In Milan tall buildings covered in trees show what urban living could look like in the future

Date Added: May 01, 2020 07:11:51 PM
Author: Sutra Web Directory
Category: Recreation: Nature

The major financial center of Milan boasts a number of tall buildings, many of which function as office space for firms like UniCredit and Allianz. 

While the city may be the corporate hub of Italy, it is also home to the Bosco Verticale, or Vertical Forest, a residential development of two visually striking towers that stand 80 and 112 meters high.

Located in the Porta Nuova area of Milan, the clue to what makes the Bosco Verticale scheme unique is in the name: its exterior is covered in plants and trees.

“We have here 21,000 plants, basically,” Stefano Boeri, the architect behind the design, told CNBC’s “Sustainable Energy.”

“It’s 200, 250 trees, 4,500 shrubs of different size and 15,000 plants of different dimensions and nature,” he added.

“It’s the equivalent of three hectares — 30,000 square meters — of … forest (on) … a very small surface of an urban center, of a super dense urban environment.”

Completed in 2014, a number of firms, including Arup Italia, were involved in the project’s development.

According to Boeri’s architecture practice, Stefano Boeri Architetti, the buildings’ “green curtain” can generate oxygen, regulate humidity and absorb carbon dioxide and microparticles.

The building has also attracted wildlife. “It is a very complex ecosystem of humans, plants, insects, birds,” Boeri said. “We have more than 20 species of birds that are nesting.”

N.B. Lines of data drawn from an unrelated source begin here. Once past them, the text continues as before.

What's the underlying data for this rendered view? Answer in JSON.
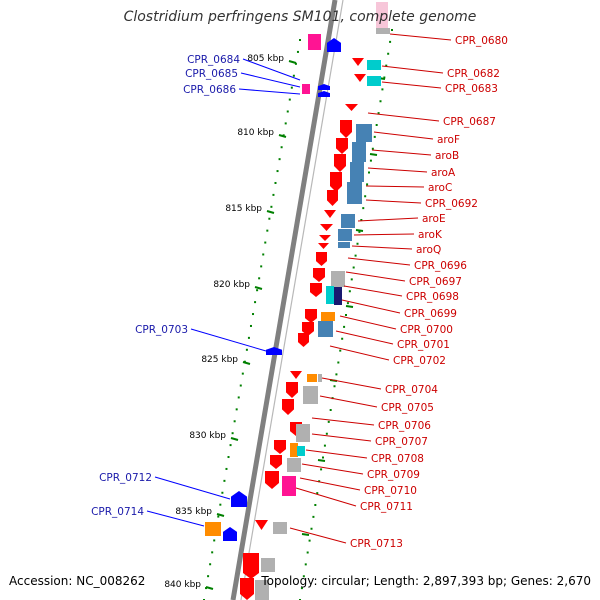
{
  "title": "Clostridium perfringens SM101, complete genome",
  "footer": {
    "accession": "Accession: NC_008262",
    "topology": "Topology: circular; Length: 2,897,393 bp; Genes: 2,670"
  },
  "ruler_labels": [
    "805 kbp",
    "810 kbp",
    "815 kbp",
    "820 kbp",
    "825 kbp",
    "830 kbp",
    "835 kbp",
    "840 kbp"
  ],
  "left_labels": [
    "CPR_0684",
    "CPR_0685",
    "CPR_0686",
    "CPR_0703",
    "CPR_0712",
    "CPR_0714"
  ],
  "right_labels": [
    "CPR_0680",
    "CPR_0682",
    "CPR_0683",
    "CPR_0687",
    "aroF",
    "aroB",
    "aroA",
    "aroC",
    "CPR_0692",
    "aroE",
    "aroK",
    "aroQ",
    "CPR_0696",
    "CPR_0697",
    "CPR_0698",
    "CPR_0699",
    "CPR_0700",
    "CPR_0701",
    "CPR_0702",
    "CPR_0704",
    "CPR_0705",
    "CPR_0706",
    "CPR_0707",
    "CPR_0708",
    "CPR_0709",
    "CPR_0710",
    "CPR_0711",
    "CPR_0713"
  ],
  "colors": {
    "left_label": "#1a1aaa",
    "right_label": "#cc0000",
    "forward_cds": "#ff0000",
    "reverse_cds": "#0000ff",
    "backbone": "#808080",
    "ruler": "#008000",
    "blue_feature": "#4682b4",
    "pink_feature": "#ff1493",
    "cyan_feature": "#00cccc",
    "gray_feature": "#b0b0b0",
    "orange_feature": "#ff8c00",
    "navy_feature": "#191970"
  }
}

While authorities in Milan recently announced a target of planting 3 million trees by the year 2030, the idea of greening cities with trees and plants is not new. From New York to London and Paris to Tokyo, parks have long been used to provide city dwellers with fresh air, space to exercise and a place to relax and unwind.

“To improve the quality of life in the city of Milan we need more forest, more trees in the city, outside the city,” Damiano di Simine, scientific co-ordinator at Legambiente, an environmental organization, told CNBC.

“We need to build, now, (a) green belt all around Milan and also within the city … to have more fresh air, to remove pollution,” he added.

The drive to increase the amount of green space people can access has resulted in a number of innovative, transformative projects in cities around the world.

These include New York City’s High Line, which converted an elevated rail line into a public park. A similar scheme is the Cheonggyecheon Restoration Project in Seoul, South Korea, which saw an elevated highway demolished and an underground waterway restored to create a green, pedestrian-friendly corridor.  

While the goal of increasing the number of trees in cities is laudable, there are several factors that need to be considered before embarking on mass plantings.

″I think it’s very important that trees are given space,” Cecil Konijnendijk, from the University of British Columbia’s Faculty of Forestry, told CNBC.

“We know that soil — what we call soil volume — is really important, so the trees have to have space underground, maybe even more so than over ground,” he added.

“And then of course trees will have to have time to develop, so you won’t have instant trees. You’ll have to take the time to make sure they grow up and then they provide the benefits that we want to get from them.”